Expression noise, or the variance in expression among individuals, has been shown to negatively correlate with gene essentiality, or those genes that are associated with the core functions in an organism [3032]. We therefore calculated a normalized variance estimate for the expression among within-sex replicates as a proxy for expression noise. Sex-biased autosomal gene categories had higher within-sex variance values than unbiased autosomal genes in all three tissues (Fig. 3). There was far less difference in variance between Z-linked unbiased and male-biased gene sets.

Figure 3

Average within-sex gene expression variance for sex-biased expression categories. Sex-biased was determined for each tissue separately, and genes that were differentially expressed between males and females (padj < 0.05) with a absolute log2 fold-change > 1 were classed as sex-biased. Pink bars represent the average across female replicates, blue bars represent the average across male replicates. The Y-axis represents expression variance values. 95% confidence whiskers are shown, based on bootstrapping (1000 repetitions). Due to small sample sizes, the female-biased Z-linked category is not shown. See Table 1 for numbers of genes in each expression class.

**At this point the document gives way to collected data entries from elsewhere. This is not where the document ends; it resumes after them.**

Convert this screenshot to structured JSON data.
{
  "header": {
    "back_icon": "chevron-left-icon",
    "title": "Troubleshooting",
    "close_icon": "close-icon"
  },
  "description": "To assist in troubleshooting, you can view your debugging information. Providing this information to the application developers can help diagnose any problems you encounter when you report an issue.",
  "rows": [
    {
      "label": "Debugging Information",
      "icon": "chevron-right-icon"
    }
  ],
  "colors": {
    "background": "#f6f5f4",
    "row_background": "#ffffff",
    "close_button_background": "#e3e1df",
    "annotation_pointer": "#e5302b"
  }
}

Clustering of genes with similar patterns of expression

Genes with similar breadth and level of expression have been shown to cluster in eukaryotic genomes [3335], probably due to passive co-regulation of neighboring genes. We tested this possibility by calculating the average difference between both normalized level of expression between neighboring autosomal genes for which we had expression data, taking data from each tissue separately. We calculated the significance of local similarities by comparing these statistics with those derived from 10000 replicates where gene position was randomized on each chromosome. Neighboring genes showed significantly correlated levels of expression in gonad (p = 0.0002) and heart (p = 0.0114) although not in brain (p = 0.1848).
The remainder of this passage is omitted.